For testing memory, it is important that you take a break from whatever stability test you’ve been running, and use memtest86+ instead. The easiest way is to download the .iso and burn it to disc. Then configure your BIOS to load from your optical drive before the hard disk drive. When you boot the system with the disc inserted, memtest86+ should start automatically, and immediately begin testing your memory.
But, our goal is to reach 210MHz bclock, which will result in 840MHz memory frequency. In the BIOS, set your bclock to 202MHz, and your memory multi to 2:8, save settings and exit. Allow memtest86+ to load and complete one entire loop. A single loop can vary in length, and can take quite a while if you have a large amount of memory installed. If the test ran without error, press Ctrl-Alt-Delete and enter your BIOS. Raise the bclock by 2MHz and then save and exit. If the test failed, raise the memory voltage by a smallest increment possible, and run the test again. You should be able to see where this is going. Continue to raise bclock or memory voltage until you meet one of the following criteria:
- You reach your desired bclock and successfully pass a single loop of memtest86+
- You reach your maximum safe memory voltage.

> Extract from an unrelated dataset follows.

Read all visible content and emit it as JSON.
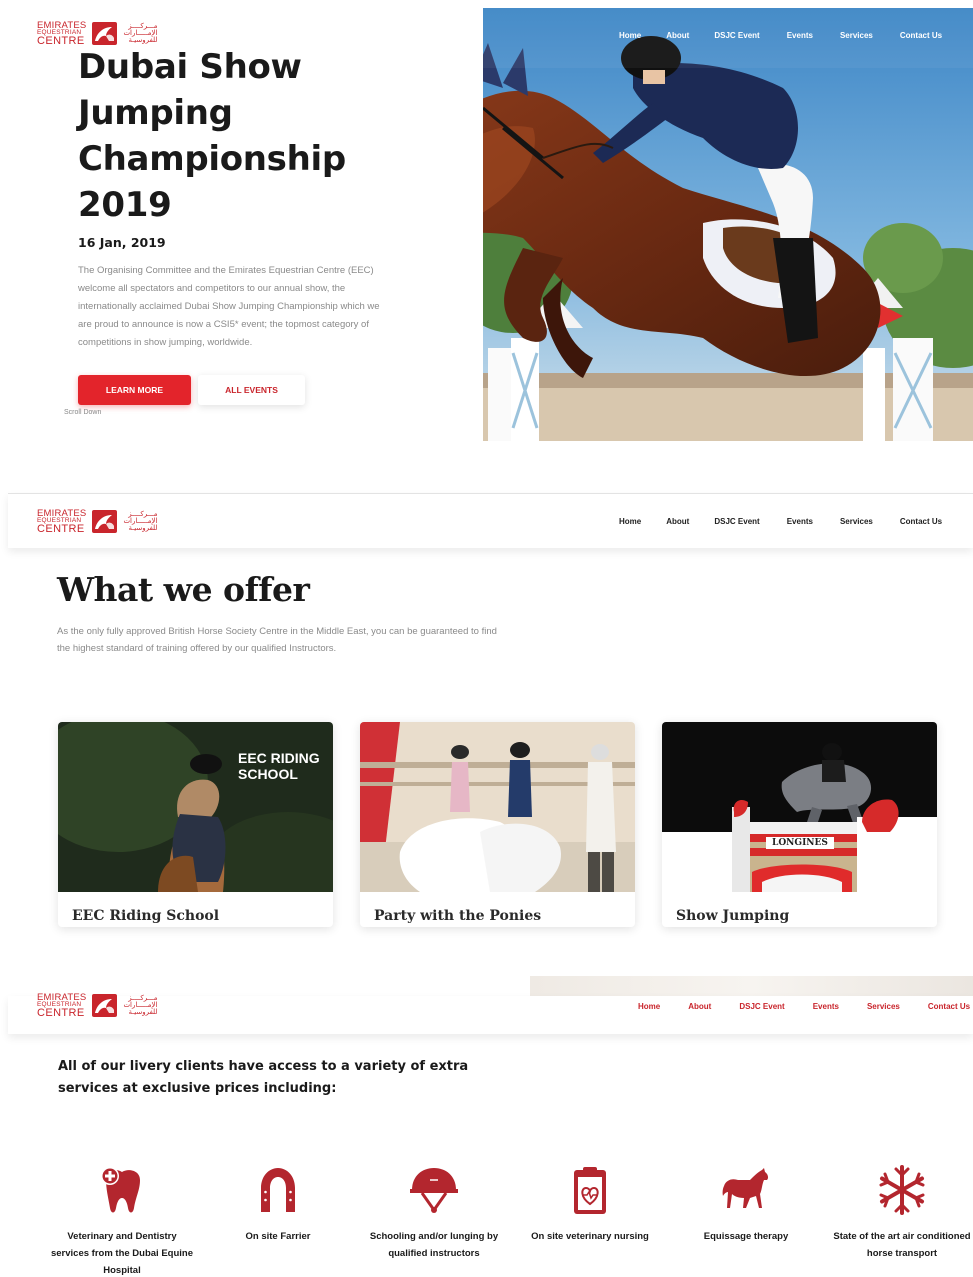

- Raising the memory voltage does not allow for additional stability.
- Maximum safe memory voltage
What is the maximum safe memory voltage??? This is determined by two things:
- NEVER INCREASE THE MEMORY VOLTAGE MORE THAN +0.5V OF THE CPU VTT VALUE
- how much do you enjoy killing your memory? Throughout recent history, memory is probably the easiest component to damage with extra voltage. While there are exceptions, most newer DDR3 memory modules do not need very much voltage to reach their practical limits.
Once you have satisfied one of the three criteria above, drop the bclock down 2MHz from your last stable setting, and see if memtest86+ will run through 2 or 3 loops without error. If you wish to try to push your memory even further at this point, there is one more thing to try, and that is another bump in CPU VTT voltage. This will possibly boost the capabilities of the IMC and give you a little more room to overclock the memory. Otherwise – Congratulations! – you now have a relatively stable bclock frequency and memory frequency.